Une franchise si nécessaire, mais pas nécessairement une franchise. Devant le tollé soulevé par les mesures prévues dans son budget pour le financement du système de santé, le ministre Raymond Bachand a semblé reculer hier. Il peut y avoir d'autres moyens qu'une «franchise santé» pour trouver les 500 millions de dollars dont a besoin ce gigantesque ministère.

«L'impasse de 500 millions peut être comblée de plusieurs façons. Elle peut être comblée par des mesures de productivité, elle peut être comblée en partie par cette franchise santé. Elle pourrait être comblée parce que le gouvernement du Canada va augmenter les transferts fédéraux en santé. On sera en renégociation à cette époque. Ce qu'on a dit, c'est qu'il y a une impasse, et on pense qu'une franchise santé est une bonne façon de faire les choses», a soutenu M. Bachand.

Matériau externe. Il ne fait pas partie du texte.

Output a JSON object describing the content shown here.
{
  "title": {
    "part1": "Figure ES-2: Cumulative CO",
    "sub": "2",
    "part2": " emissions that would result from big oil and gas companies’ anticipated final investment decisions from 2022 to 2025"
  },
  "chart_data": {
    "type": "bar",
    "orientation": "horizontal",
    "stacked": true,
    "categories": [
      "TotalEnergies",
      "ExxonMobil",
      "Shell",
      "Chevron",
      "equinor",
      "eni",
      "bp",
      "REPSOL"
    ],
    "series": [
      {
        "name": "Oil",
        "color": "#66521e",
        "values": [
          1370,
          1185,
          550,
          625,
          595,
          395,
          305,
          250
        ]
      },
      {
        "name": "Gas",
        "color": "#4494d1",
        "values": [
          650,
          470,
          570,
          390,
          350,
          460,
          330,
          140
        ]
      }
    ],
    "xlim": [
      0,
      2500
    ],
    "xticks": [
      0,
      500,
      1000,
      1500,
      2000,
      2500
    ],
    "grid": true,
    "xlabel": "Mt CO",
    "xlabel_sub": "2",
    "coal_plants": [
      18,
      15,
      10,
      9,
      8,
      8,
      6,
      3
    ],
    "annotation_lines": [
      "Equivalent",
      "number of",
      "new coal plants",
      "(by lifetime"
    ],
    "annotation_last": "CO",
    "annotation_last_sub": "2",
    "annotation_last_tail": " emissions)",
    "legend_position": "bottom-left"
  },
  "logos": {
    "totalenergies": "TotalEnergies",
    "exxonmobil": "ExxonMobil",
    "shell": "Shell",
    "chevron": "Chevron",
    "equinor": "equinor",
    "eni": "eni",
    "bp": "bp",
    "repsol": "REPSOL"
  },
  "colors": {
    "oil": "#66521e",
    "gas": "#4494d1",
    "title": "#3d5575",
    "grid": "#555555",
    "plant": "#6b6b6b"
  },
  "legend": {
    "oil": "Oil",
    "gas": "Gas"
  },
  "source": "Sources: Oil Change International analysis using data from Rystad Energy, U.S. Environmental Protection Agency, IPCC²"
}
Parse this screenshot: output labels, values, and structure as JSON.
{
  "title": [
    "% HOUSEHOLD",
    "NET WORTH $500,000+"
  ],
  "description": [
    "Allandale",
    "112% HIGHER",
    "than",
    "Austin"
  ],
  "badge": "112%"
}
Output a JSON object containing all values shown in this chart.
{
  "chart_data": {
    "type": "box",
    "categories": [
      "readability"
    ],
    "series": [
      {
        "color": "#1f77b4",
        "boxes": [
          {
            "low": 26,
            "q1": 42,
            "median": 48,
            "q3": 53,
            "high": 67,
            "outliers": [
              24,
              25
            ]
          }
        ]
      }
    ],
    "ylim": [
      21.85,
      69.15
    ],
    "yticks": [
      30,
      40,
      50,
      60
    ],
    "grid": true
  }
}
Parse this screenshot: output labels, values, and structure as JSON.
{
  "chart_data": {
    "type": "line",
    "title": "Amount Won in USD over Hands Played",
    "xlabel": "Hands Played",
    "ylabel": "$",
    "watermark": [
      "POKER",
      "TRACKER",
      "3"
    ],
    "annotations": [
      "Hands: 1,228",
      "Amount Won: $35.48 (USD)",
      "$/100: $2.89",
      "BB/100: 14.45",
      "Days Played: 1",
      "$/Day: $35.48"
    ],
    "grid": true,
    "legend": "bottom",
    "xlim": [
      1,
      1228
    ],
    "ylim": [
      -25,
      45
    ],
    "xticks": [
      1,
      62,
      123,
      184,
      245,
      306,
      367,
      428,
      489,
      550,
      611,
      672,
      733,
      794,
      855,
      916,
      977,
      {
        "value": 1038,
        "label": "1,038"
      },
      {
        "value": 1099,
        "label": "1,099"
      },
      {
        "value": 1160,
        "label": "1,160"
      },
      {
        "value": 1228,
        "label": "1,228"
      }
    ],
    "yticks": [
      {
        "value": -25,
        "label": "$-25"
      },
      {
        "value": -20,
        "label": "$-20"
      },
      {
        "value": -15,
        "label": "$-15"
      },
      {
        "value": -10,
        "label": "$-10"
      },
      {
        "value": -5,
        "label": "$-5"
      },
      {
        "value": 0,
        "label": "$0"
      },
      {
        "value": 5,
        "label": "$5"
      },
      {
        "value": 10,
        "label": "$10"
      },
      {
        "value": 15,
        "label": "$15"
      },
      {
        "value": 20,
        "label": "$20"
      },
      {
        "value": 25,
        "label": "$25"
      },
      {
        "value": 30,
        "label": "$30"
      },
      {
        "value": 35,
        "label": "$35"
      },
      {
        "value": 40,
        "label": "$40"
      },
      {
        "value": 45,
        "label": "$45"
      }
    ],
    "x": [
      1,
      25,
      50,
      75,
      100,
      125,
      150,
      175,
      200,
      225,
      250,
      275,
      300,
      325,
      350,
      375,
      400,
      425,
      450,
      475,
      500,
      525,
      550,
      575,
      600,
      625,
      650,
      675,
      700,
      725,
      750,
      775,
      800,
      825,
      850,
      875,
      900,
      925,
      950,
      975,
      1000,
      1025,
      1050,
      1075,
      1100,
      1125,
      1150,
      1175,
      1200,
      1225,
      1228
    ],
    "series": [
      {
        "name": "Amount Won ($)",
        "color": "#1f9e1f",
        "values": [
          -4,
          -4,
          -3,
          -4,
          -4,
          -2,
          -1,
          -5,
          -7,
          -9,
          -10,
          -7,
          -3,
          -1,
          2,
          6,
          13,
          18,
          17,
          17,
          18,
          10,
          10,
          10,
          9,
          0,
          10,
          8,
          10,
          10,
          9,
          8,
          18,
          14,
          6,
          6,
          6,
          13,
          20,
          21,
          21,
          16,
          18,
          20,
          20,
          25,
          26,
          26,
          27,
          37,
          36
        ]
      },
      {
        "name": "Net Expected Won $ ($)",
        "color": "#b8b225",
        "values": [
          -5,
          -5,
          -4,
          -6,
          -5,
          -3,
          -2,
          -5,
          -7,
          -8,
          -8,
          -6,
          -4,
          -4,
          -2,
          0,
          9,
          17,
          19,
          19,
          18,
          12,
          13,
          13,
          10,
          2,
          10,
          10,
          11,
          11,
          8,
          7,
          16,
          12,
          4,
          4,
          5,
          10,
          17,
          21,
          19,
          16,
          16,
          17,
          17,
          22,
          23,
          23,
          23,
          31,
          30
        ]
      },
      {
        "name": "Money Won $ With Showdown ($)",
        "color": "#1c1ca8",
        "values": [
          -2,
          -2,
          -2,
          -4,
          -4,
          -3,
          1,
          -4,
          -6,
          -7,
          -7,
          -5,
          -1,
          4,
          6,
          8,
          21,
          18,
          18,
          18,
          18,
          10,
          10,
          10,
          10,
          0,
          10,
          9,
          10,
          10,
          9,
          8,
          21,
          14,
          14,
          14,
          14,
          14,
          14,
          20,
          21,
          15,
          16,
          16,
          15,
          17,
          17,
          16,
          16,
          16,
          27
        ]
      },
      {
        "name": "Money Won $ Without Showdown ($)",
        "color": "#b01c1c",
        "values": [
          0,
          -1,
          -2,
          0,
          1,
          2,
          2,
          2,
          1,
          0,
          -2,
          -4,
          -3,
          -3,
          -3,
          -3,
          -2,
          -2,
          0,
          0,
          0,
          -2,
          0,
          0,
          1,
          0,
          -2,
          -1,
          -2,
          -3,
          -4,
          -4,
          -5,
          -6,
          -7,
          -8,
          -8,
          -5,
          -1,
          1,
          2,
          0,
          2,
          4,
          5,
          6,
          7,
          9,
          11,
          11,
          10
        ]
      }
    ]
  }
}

On est loin de la déclaration qu'il avait faite au lendemain du budget, alors qu'il avait affirmé que le principe d'une «franchise santé» était bien arrêté. «J'ai indiqué que la décision d'avoir une franchise santé était là... mais qui invitait les Québécois à un débat», a nuancé M. Bachand, hier.

À une nouvelle cotisation annuelle qui atteindra vite 200$ par année, Québec voulait ajouter une autre contribution, prélevée au moment de la déclaration de revenus, qui aurait augmenté en fonction du nombre de visites que fait le contribuable chez un médecin. On soutenait qu'il ne s'agissait pas d'un «ticket modérateur» puisqu'on ne demandait rien à la porte de la clinique.

Mais, depuis, dans un rare moment d'unanimité, bien des intervenants du réseau de la santé, médecins en tête, ont demandé à Québec de battre en retraite. Hier, dans une entrevue accordée au Devoir, la présidente du Conseil du statut de la femme, Christiane Pelchat, a qualifié ces taxes d'«odieuses» et de «discriminatoires».

M. Bachand a indiqué hier qu'il comptait mettre en place un «groupe de travail» pour nourrir ce débat, pour «trouver une solution qui n'est pas contraire à la Loi canadienne sur la santé et qui ne brime pas l'accès (aux soins)».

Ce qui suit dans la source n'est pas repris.